What’s a typical day like at the air hub for you during your 10-hour shift?
It varies day to day. But most of the time I’m in what they call a critical role — it’s anyone who is licensed to drive [ground support equipment]. I’m also a pushback operator, which pushes the plane out to the taxiway for them to take off. Sometimes I marshal the planes into the gate. Sometimes I’m on the main deck loading the plane and offloading the plane. Sometimes I’m on the lower deck, marshaling ground support equipment to the K-loader, which is a piece of equipment that has an elevator on it.
Half the shift you’re doing one thing, and then the other shift you’re doing another.
What are some of the conditions that led you to participate in the walkout?
Better pay, a safe working environment and no retaliation. Especially with these heat waves we just had, I was really concerned about not only my health but the health of my other associates. And I know three associates that suffered heart illness, which wasn’t very safe. So we spoke up about it.
We all got together and went to our general manager and presented to him some OSHA requirements when it comes to heat. Once it reaches a certain degree, certain temperature, they are required to give us heat breaks.
After [the walkout] they started doing the heat breaks, making sure that folks had electrolytes. They put fans in on the caster deck, that’s where we take the containers after they come off the plane. And there’s workers inside that need those fans because it’s hot when they’re unloading and putting them on the conveyor belt.
They made changes and we held them accountable for it too, because there were a couple of times they were blowing past, you know, the required time that we needed to take a break.

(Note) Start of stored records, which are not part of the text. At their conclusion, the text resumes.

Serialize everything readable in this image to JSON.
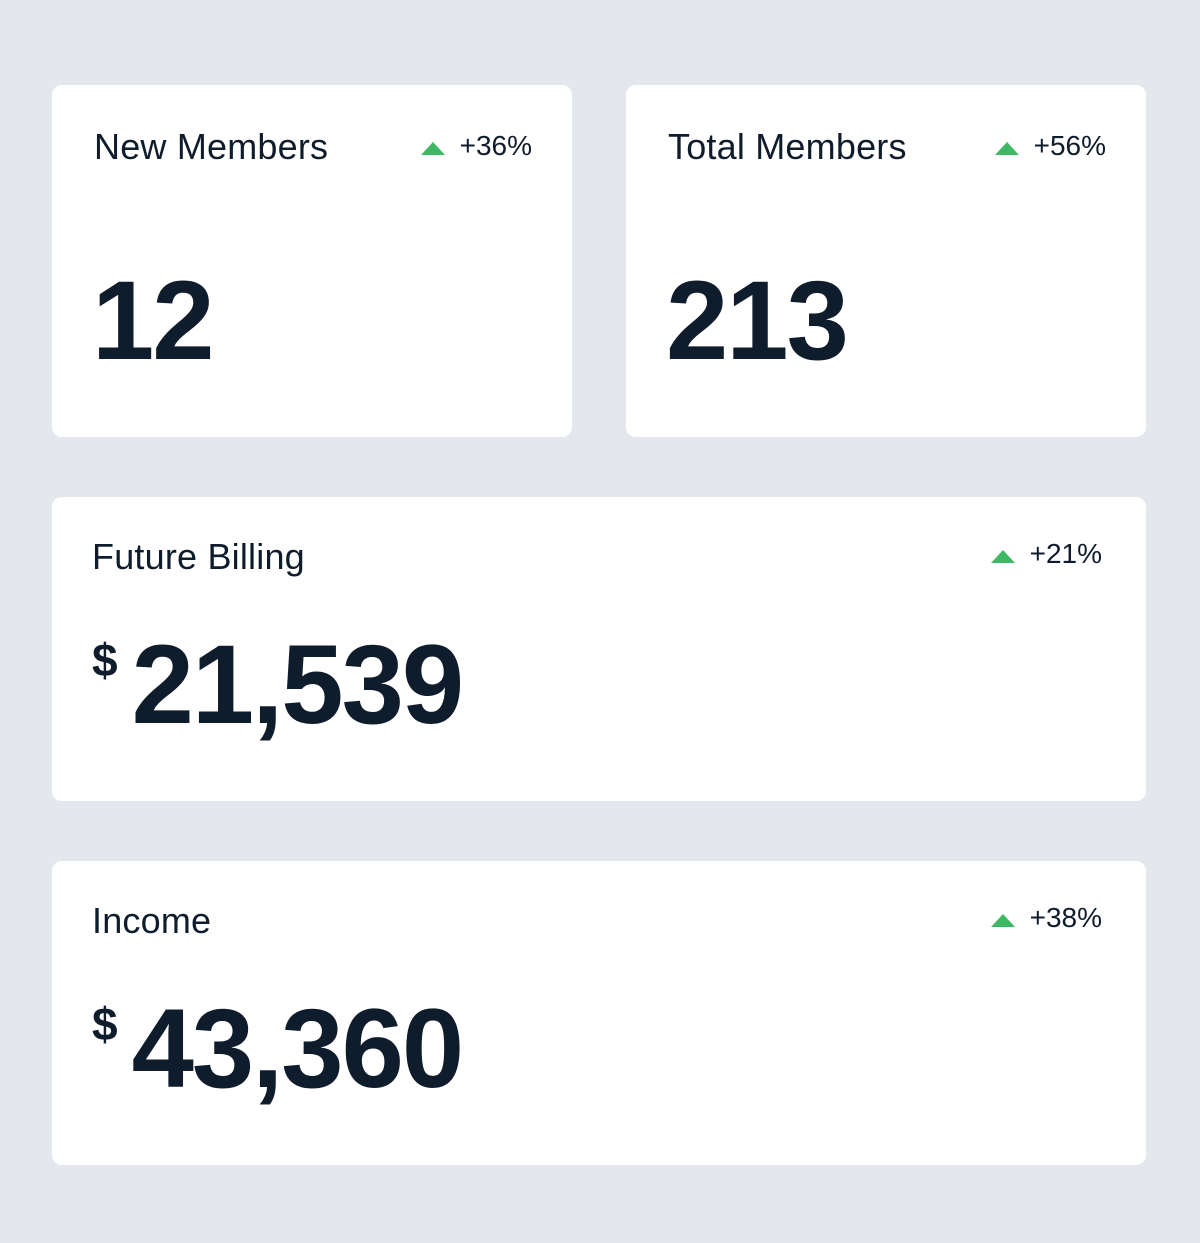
{
  "cards": [
    {
      "title": "New Members",
      "trend": "+36%",
      "trend_direction": "up",
      "value": "12"
    },
    {
      "title": "Total Members",
      "trend": "+56%",
      "trend_direction": "up",
      "value": "213"
    },
    {
      "title": "Future Billing",
      "trend": "+21%",
      "trend_direction": "up",
      "currency": "$",
      "value": "21,539"
    },
    {
      "title": "Income",
      "trend": "+38%",
      "trend_direction": "up",
      "currency": "$",
      "value": "43,360"
    }
  ],
  "colors": {
    "background": "#e4e8ec",
    "card": "#ffffff",
    "text": "#0f1c2c",
    "trend_up": "#3fb866"
  },
  "icons": {
    "trend_up": "triangle-up-icon"
  }
}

So we held them accountable for that.
Have you heard any response about the push for a $5 per hour wage increase?
There hasn’t been any response to that. But there is talk that they’re going to do a wage review next month, and that they’re going to implement it next month, but I’m not sure how true that is.
What would it mean to you personally to get a $5 wage increase?
It will help me with paying my rent, in getting gas for the car, getting groceries. The cost of living here in the Inland Empire is very high.
When inflation and all that rises, they need to keep in step with cost-of-living increases. If the cost of living is going up, they need to increase wages.
You’ve mentioned retaliation. What are you concerned about happening?
I’m concerned about being targeted, picking out any little thing that I did, like: “He can get terminated because of this.” Because it’s any little thing. So I am a little concerned for everyone involved. But if it’s going to change something, you know what, I’m down for it.
If it brings about change, a comfortable wage, a safe work environment — if it brings about that — it’s worth it.